So, what connects smart marketers, great doctors and super sleuths?

The uncanny ability to observe the hidden side of everything, which gives them a unique perspective to understand the often subtle yet radical, plausible yet disconnected causes of what drives certain behavior, events, trends and happenings.

‘Freakonomics: A Rogue Economist Explores the Hidden Side of Everything’ by Steven D. Levitt and Stephen J. Dubner & ‘The Tipping Point: How Little Things Can Make a Big Difference’ by Malcolm Gladwell are two classic books which challenge our thinking by exploring what lies beneath.

While ‘Tipping Point’ explains how minor changes in ideas and products can increase their popularity and how small adjustments in an individual’s immediate environment can alter group behavior, ‘Freakonomics’ shows that economics is, at root, the study of incentives – how people get what they want, or need, especially when other people want or need the same thing.

In his new book ‘Outliers: The Story of Success’, Gladwell features “outliers” – the super-successful men and women of the world who have “been given opportunities, and who have had the strength and presence of mind to seize them.” Example: Bill Gates.

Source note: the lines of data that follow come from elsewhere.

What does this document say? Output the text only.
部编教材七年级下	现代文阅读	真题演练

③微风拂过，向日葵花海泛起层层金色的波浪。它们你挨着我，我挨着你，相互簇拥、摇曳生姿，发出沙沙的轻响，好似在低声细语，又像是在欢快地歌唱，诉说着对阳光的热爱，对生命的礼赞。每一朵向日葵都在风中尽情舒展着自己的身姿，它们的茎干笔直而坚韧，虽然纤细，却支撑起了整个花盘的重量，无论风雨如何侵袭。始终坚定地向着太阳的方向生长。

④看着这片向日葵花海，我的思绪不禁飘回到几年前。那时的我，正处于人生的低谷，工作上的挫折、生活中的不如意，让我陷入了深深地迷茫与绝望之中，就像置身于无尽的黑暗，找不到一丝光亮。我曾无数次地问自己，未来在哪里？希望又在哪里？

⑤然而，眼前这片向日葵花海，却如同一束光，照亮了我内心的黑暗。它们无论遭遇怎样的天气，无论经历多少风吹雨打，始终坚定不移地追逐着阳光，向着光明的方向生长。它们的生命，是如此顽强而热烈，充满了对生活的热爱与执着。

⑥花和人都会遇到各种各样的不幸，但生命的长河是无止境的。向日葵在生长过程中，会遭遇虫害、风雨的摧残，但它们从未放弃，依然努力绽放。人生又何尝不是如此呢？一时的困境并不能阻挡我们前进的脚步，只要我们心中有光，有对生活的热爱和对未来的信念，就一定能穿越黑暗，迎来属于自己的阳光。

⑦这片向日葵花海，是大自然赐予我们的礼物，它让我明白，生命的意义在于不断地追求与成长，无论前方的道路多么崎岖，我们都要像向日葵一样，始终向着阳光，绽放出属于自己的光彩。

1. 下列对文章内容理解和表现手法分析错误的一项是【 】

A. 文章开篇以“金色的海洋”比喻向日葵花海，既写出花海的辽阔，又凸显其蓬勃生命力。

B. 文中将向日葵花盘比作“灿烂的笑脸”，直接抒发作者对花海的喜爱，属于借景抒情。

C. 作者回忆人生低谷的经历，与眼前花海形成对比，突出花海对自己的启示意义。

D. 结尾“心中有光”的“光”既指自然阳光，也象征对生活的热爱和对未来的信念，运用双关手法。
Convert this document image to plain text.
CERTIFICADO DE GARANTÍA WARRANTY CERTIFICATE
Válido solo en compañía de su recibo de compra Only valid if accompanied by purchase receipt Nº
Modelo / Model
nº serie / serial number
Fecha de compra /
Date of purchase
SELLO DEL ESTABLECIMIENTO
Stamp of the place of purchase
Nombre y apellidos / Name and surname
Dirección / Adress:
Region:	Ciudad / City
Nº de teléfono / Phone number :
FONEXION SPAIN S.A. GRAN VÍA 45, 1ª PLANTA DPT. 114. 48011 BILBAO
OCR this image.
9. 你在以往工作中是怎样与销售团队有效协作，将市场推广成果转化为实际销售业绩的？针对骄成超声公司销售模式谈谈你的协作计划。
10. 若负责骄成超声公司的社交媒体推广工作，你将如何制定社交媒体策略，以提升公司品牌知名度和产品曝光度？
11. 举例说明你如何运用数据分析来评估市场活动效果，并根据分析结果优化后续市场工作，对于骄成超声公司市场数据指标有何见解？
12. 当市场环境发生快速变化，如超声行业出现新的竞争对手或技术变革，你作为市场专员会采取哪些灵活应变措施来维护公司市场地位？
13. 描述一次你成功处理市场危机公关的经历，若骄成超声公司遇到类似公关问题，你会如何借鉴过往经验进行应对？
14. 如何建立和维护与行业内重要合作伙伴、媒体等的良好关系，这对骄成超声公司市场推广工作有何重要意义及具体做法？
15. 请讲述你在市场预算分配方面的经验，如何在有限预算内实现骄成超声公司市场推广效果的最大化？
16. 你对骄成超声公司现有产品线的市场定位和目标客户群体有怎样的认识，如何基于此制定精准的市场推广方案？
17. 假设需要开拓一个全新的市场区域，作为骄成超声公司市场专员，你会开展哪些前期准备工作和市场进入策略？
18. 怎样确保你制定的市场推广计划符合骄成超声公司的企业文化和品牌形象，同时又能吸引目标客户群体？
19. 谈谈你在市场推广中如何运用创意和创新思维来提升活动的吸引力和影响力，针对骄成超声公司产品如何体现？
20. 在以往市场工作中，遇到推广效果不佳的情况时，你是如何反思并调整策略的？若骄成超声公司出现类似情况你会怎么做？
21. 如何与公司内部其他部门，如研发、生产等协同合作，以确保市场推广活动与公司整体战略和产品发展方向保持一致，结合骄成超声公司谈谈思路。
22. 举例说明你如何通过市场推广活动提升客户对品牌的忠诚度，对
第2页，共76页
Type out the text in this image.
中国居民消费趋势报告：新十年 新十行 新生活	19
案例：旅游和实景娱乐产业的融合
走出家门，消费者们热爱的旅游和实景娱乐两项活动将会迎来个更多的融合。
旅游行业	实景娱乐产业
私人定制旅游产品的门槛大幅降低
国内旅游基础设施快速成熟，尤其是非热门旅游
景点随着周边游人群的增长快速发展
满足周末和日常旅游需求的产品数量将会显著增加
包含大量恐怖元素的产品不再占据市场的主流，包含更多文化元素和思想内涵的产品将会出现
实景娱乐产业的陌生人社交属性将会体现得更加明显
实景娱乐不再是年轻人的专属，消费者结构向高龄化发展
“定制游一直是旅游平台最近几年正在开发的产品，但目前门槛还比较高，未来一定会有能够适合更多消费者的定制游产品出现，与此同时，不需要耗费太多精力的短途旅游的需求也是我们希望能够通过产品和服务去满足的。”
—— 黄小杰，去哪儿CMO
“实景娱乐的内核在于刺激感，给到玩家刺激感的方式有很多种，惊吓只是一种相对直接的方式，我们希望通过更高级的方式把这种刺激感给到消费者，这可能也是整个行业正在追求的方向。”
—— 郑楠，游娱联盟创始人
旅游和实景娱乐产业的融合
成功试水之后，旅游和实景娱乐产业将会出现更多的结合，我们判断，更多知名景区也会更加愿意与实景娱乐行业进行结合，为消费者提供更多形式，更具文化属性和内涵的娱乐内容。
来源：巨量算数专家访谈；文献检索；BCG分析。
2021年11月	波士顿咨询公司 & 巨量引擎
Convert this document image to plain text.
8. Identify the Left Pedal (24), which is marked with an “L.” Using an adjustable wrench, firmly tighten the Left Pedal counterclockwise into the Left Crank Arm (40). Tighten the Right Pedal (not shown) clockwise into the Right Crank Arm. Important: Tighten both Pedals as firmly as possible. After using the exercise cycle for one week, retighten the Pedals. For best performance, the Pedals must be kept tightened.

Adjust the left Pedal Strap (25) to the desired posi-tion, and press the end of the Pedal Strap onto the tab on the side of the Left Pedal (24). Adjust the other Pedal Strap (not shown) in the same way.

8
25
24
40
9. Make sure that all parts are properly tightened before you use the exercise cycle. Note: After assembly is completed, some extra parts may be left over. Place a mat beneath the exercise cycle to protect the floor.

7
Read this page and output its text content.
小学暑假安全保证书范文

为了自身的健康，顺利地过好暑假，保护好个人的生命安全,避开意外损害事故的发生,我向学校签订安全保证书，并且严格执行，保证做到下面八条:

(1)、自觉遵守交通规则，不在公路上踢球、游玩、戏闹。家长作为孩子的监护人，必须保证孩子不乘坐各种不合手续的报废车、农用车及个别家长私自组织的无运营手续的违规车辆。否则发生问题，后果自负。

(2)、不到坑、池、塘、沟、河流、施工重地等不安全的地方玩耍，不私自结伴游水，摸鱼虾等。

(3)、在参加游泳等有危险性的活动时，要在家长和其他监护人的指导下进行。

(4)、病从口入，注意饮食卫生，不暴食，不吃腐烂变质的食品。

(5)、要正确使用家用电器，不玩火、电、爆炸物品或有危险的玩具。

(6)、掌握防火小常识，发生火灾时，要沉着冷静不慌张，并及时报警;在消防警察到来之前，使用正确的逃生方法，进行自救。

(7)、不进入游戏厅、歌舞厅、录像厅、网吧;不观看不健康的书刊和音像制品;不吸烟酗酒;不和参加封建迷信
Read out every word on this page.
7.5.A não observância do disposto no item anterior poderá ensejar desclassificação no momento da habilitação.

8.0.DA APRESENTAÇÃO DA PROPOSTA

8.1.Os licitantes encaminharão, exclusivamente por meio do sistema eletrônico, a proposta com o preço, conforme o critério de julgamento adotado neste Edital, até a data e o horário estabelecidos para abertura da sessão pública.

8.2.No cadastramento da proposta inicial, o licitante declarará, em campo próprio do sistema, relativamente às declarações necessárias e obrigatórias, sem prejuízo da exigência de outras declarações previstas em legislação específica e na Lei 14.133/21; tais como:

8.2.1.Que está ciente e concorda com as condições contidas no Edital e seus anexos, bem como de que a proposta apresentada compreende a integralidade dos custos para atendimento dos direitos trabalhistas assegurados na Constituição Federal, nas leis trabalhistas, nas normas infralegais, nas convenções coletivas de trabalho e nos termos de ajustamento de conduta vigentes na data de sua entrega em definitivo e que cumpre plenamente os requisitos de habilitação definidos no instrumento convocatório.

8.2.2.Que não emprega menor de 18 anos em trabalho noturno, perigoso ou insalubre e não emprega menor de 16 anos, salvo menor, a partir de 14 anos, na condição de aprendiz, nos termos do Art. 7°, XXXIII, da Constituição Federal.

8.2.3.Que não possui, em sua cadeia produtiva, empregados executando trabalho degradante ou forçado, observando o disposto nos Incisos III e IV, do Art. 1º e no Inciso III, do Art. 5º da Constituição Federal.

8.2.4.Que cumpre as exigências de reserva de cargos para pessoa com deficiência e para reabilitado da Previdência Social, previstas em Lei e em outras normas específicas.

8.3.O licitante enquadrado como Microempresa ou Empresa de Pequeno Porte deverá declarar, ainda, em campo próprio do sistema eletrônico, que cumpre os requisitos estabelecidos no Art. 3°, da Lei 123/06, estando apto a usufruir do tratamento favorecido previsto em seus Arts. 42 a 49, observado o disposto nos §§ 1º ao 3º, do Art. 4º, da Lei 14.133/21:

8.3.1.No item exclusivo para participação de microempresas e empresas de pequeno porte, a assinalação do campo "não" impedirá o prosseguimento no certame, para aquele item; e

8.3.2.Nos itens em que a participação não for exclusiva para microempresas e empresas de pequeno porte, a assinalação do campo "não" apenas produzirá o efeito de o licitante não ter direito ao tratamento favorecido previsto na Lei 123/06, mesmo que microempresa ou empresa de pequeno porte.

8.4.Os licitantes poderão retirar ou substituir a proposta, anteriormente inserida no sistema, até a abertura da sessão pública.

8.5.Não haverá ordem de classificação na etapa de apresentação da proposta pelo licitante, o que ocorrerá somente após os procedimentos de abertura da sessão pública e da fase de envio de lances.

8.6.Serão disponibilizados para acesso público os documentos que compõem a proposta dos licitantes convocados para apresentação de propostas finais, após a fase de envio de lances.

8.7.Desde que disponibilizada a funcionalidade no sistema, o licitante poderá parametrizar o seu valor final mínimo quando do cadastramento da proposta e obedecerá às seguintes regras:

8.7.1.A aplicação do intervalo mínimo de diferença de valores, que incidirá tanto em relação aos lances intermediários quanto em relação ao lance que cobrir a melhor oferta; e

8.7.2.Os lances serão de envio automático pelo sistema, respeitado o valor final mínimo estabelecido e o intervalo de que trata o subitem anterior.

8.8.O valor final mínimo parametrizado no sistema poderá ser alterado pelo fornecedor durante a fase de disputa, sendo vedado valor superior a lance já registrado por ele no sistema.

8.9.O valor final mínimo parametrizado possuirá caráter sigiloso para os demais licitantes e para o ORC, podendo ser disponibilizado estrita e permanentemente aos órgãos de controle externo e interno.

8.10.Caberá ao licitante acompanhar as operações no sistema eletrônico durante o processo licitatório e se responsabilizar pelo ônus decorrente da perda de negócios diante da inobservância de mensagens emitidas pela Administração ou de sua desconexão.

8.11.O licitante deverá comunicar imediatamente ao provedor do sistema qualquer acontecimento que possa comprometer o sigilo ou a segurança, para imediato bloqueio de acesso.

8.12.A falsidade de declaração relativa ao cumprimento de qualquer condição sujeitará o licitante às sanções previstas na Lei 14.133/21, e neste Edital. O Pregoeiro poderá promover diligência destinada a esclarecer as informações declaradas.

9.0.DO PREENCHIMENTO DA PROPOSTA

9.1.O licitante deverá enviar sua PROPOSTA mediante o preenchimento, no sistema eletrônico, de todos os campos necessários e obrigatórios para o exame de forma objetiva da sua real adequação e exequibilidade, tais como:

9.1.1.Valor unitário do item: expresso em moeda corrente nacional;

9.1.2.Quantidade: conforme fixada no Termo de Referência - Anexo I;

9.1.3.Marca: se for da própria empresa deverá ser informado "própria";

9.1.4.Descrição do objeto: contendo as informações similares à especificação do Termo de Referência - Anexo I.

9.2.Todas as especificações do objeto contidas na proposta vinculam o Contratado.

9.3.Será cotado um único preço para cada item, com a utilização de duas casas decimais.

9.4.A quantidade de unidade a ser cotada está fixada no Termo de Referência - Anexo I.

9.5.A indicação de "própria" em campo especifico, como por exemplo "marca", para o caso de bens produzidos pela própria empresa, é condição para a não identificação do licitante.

He also connects success to nationality and cultural contexts with the example of how Asian kids perform better in Math when compared to their Western counterparts and says that the answer may lie in a cultural legacy – that of the agricultural tradition of rice farming!

Other central ideas in the book are:
1.    How being a member of an apparently distressed minority can sometimes be advantageous. Example: Jewish lawyers.
2.    You are what your community is. Example: the super-healthy community of Roseta in Pennsylvania.

So is Gladwell right when he debunks what he calls the “peculiarly American” belief that character, intelligence and hard work determine success?

I have been thinking quite a bit about Gladwell’s reasoning and applying it to a few examples around me. Surely, character, intelligence and hard work are invaluable character traits to possess. My belief is that success is a lot determined by being the ‘right person’ at the ‘right place’ at the ‘right time’ doing the ‘right thing’. And, working smart gets you farther than working hard.

During my 16-year stint in Oman, I have noticed that it is the migrant entrepreneurs who mostly came to Oman during the early 1970s or before who made it out biggest here. One of the reasons could be that they started enterprises that were a part of the massive development and modernization of the country which started in 1970 with the current ruler’s reign.

Non-migrant workers who came in during 1980s and stayed over till mid 1990s before returning to their respective countries would probably have much better savings compared to workers who came here in the early 2000s.

As cost of living skyrockets across the Middle East, specifically the GCC region (UAE, Qatar, Saudi Arabia, Bahrain and Kuwait), the saving potential of most expats is eroded, unless they come with skills that fetch them fat paychecks. This means that the GCC region is not the golden nest it used to be 2 decades ago, especially for blue collar workers.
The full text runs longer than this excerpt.